Jesus adds another disciple to his inner circle: Levi, also called Matthew. Levi leaves a lucrative tax-collecting business to follow Jesus; he has more to lose than most of the other disciples and leaves behind a material fortune to gain a spiritual one. What is more, he is quick to hold a banquet at his house, which many ‘tax collectors and sinners’ (v 30) attend. Levi wants his associates to meet this person who has transformed his life. This provides a helpful example of evangelistic hospitality for Luke’s readers.

In this context, Jesus has a telling exchange with the Pharisees and experts in the Jewish law, who ask his disciples why he is eating with such sinners.

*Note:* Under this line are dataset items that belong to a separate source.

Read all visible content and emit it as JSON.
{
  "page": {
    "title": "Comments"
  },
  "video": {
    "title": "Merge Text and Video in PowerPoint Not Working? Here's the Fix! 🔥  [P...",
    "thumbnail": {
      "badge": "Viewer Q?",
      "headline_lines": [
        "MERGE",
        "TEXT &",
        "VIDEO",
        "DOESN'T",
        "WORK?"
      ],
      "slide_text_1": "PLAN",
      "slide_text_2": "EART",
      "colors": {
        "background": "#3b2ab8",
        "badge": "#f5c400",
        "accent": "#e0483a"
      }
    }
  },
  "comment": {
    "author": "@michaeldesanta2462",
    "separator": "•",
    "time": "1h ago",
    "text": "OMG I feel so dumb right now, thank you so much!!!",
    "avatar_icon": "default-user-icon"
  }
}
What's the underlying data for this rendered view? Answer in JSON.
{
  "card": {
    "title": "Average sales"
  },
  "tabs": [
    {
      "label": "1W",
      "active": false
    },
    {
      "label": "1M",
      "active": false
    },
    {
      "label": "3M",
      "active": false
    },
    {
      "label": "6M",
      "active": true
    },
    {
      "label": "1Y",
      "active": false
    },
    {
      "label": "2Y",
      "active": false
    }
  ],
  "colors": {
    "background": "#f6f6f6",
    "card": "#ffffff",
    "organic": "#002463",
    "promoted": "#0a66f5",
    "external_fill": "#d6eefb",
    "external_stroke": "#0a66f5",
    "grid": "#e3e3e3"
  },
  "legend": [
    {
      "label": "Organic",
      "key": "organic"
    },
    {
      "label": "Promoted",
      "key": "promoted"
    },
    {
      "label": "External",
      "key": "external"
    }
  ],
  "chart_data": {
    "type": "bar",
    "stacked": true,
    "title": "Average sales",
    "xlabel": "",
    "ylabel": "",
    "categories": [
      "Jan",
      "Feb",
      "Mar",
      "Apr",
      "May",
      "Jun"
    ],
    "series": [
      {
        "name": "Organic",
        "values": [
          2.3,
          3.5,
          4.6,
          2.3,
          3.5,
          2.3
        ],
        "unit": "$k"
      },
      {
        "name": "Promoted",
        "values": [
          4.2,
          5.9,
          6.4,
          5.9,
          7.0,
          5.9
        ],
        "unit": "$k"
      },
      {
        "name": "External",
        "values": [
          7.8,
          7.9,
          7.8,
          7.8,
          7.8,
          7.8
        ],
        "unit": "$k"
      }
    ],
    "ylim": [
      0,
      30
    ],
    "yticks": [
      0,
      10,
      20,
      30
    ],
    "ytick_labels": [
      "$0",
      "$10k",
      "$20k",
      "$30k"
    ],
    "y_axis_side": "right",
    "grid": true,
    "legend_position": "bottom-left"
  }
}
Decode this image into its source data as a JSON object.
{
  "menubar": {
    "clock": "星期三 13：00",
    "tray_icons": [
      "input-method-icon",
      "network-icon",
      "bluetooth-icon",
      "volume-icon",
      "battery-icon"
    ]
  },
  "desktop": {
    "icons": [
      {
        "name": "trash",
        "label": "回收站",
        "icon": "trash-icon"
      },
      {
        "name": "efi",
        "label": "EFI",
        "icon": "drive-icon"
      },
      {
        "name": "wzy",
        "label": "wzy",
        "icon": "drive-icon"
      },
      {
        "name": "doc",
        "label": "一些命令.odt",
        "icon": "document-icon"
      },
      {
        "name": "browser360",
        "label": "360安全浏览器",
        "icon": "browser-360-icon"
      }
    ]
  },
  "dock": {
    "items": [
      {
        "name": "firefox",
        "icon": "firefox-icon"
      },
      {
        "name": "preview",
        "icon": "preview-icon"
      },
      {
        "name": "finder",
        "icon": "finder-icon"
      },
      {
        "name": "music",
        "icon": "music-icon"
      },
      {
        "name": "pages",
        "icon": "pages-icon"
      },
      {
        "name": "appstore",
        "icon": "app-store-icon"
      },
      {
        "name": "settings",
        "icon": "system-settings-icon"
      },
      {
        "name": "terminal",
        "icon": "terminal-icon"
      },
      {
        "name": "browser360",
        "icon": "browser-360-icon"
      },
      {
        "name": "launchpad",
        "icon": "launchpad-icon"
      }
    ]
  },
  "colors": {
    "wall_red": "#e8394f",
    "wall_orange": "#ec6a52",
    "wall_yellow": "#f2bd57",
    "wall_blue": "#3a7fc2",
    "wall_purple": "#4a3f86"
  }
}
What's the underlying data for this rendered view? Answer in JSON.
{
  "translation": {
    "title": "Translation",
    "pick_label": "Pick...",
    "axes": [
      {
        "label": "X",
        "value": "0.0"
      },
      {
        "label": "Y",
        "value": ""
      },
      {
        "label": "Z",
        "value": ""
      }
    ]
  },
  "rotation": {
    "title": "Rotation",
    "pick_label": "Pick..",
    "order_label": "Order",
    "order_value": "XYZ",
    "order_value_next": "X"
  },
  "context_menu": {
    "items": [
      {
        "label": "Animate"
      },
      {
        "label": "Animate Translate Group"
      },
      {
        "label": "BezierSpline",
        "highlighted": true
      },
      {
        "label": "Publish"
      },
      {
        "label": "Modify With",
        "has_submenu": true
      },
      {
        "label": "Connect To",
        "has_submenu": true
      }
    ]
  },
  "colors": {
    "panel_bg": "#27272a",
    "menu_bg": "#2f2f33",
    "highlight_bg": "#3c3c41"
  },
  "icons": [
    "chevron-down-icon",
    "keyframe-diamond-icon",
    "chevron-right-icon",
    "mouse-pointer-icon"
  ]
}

Hospitality and table fellowship were cultural norms with much bigger implications than we might recognize today. The word ‘sinners’ implies a social stigma of communicable ritual uncleanness, denoting unsavory individuals living beyond the boundaries of acceptable society. The Pharisees are scandalized by Jesus’ readiness to associate with people of such questionable reputation.

Jesus’ response highlights his attention to people who recognize and admit their need. The Pharisees wrapped themselves in respectability, making themselves appear holy by publicly doing good deeds and pointing out the sins of others. Jesus chooses to spend time not with such self-righteous, proud people, but with people who know they are not good enough for God on their own. Jesus is not condoning sin – he insists that sinners must repent – but his ministry of restoration is for the sick, not for those who fail to realize their need of a physician.


It is hard to admit weakness in a culture prioritizing strength. Yet recognizing need is the gateway to receiving God’s grace. Acknowledge that apart from him you can do nothing.

Closing prayer

All that I have, dear Jesus, belongs to you. Forgive me when I cling to things that really are not mine. For your sake, help me to be a prodigal giver.